O ambientalismo nasce do próprio processo de industrialização voltado
para as ciências e tecnologias modernas, as quais usam de métodos de
exploração e destruição da natureza , utilizando os recursos naturais para a
obtenção de lucro através do denominado evolucionismo social, onde muitos
consideram a industrialização como o ápice da evolução humana e que seria
atingido apenas por países fortes culturalmente, financeiramente e superiores
em todos os níveis.
Através deste mesmo olhar, os evolucionistas viam os habitantes da
Amazônia como vítimas das mais diversas fatalidades proveniente da falta de
desenvolvimento, o olhar quanto a este assunto muda a partir do momento em
que se assume a dependência entre homem e natureza, desmatar já não é
mais um ato tão civilizatório, preservar torna-se um ato de inteligência,
revalorizando-a para a própria sobrevivência humana.
Ressalta-se que a preocupação quanto a preservação gira
principalmente em torno da natureza política e econômica antes da ambiental,
prioritariamente pensando em como a degradação ambiental poderia afetar
atividades econômicas, após, na conferência de Estocolmo foi discutida
questões relativas a isto, focando na Amazônia e em sua rica e rentável
biodiversidade que para estes já não é apenas problemas ambientais da
Amazônia e sim um problema político internacional, restringindo tal questão
ambiental a preservação de florestas, e não aos efeitos negativos causados
pela industrialização dos países desenvolvidos, os quais só tenderiam a ganhar
ao tentar preservar uma área a qual não acarretaria nenhum inconveniente
para a economia de seu próprio país, ao passo que agradariam as elites
científicas e a indústria farmacêutica, tendo portanto, adeptos e fácil obtenção
de recursos para ONGs conservacionistas que com este discurso são usadas
para influenciar implicitamente decisões sobre a Amazônia e para beneficiar
países poderosos, que tinham como pretensão o entrave do desenvolvimento e
industrialização, tornando o Brasil um dos principais vilões e um dos
responsáveis pelo aquecimento da terra com a emissão de CO2 pela queima
de florestas e o desmatamento, eximindo que em verdade as maiores Fontes
poluentes vinham de países industrializados e no topo deles os Estados
unidos, desde então, almeja-se a diminuição dos gases poluentes na
atmosfera, no entanto, apenas com o reflorestamento de países menos ricos,
não através da diminuição de poluentes por países industrializados.

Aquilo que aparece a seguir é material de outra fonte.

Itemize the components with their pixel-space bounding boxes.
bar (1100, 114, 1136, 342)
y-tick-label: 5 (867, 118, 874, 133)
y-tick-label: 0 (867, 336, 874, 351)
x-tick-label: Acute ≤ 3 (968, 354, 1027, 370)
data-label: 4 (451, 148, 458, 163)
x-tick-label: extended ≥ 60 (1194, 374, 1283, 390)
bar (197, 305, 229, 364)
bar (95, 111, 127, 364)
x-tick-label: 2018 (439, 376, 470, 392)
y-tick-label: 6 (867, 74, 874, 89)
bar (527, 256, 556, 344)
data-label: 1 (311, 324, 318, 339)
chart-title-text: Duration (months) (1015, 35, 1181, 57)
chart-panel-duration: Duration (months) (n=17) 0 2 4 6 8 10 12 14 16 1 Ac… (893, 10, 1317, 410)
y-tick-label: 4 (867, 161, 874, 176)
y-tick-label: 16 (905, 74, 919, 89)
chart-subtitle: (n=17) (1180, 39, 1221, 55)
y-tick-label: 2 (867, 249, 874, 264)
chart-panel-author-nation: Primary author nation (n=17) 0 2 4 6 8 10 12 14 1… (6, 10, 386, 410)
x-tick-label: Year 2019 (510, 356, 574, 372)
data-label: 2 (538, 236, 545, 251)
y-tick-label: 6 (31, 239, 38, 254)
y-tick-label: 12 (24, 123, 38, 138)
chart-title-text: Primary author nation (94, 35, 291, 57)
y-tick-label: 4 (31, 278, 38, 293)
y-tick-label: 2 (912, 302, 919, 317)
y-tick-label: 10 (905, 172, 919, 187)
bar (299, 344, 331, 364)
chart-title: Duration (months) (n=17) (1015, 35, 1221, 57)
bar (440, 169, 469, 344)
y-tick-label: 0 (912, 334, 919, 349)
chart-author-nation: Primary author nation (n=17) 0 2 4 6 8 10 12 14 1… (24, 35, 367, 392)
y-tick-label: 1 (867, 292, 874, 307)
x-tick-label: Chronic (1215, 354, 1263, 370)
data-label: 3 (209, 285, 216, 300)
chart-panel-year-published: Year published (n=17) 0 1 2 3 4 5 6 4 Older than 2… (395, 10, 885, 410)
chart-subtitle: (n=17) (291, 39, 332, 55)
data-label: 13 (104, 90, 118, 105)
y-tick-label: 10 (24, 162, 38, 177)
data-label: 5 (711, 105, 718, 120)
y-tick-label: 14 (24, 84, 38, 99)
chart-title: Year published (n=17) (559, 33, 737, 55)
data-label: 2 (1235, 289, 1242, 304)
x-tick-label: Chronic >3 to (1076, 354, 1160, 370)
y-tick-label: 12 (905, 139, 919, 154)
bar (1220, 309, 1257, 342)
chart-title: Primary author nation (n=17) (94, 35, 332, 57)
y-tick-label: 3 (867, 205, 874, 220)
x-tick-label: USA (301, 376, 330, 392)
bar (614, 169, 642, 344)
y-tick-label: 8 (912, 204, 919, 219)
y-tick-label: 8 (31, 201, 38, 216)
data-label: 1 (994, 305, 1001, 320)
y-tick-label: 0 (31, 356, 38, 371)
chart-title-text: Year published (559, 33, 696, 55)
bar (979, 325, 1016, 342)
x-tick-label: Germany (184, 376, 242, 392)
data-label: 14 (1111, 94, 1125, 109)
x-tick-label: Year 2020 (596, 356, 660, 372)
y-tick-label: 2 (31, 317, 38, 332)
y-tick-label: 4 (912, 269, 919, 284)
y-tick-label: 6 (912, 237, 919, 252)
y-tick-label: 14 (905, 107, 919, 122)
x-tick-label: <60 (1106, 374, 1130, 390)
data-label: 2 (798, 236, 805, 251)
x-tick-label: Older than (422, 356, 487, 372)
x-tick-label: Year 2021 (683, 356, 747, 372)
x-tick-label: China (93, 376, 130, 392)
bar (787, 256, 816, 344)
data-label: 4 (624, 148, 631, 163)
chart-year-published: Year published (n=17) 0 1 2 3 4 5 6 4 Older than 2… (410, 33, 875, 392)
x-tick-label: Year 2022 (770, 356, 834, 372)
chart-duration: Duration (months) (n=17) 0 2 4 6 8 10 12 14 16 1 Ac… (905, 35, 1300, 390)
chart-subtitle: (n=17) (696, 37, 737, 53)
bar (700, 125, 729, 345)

Na conferência da ONU, em 1992, criaram-se regras de controle
internacional para danos ambientais, causados pelas multinacionais, mas
foram deixadas de lado pela ideia de desenvolvimento sustentável com
crescimento econômico. Tais acontecimentos voltaram os olhos mundial para a
Amazônia, ocorrendo o problema de excesso de fala sobre a mesma e uma
alta preocupação, o que resultou em um retrocesso quanto a visão hierárquica-
desenvolvimentista e o sentimento de superioridade na visão dos estrangeiros,
quando a verdadeira intenção encontra-se no capital natural proporcionado
pela Amazônia, que tornaram-se de interesse econômico mundial, através da
apropriação econômica da biodiversidade, apropriação dos territórios como
reserva de valor , mascarada pelas políticas preservacionista, nasce então, a
pretensão de extrair lucro das riquezas econômicas da natureza sem destruí-
la.
REFERÊNCIA
BECKER, Bertha. “Nos domínios da natureza”. In: Amazônia. Geopolítica
na Virada do III Milênio. Rio de Janeiro: Editora Garamond, 2004.
BENTES, Rosineide. “A intervenção do ambientalismo internacional na
Amazônia”, 2005.
LOUREIRO, Violeta Refkalefsky. “Amazônia no século XXI: de fronteira
econômica do país a fronteira do mundo” & “Amazônia das ‘modernas’
commodities”. In: Amazônia no século XXI: Novas formas de
desenvolvimento. São Paulo: Empório do Livro, 2009.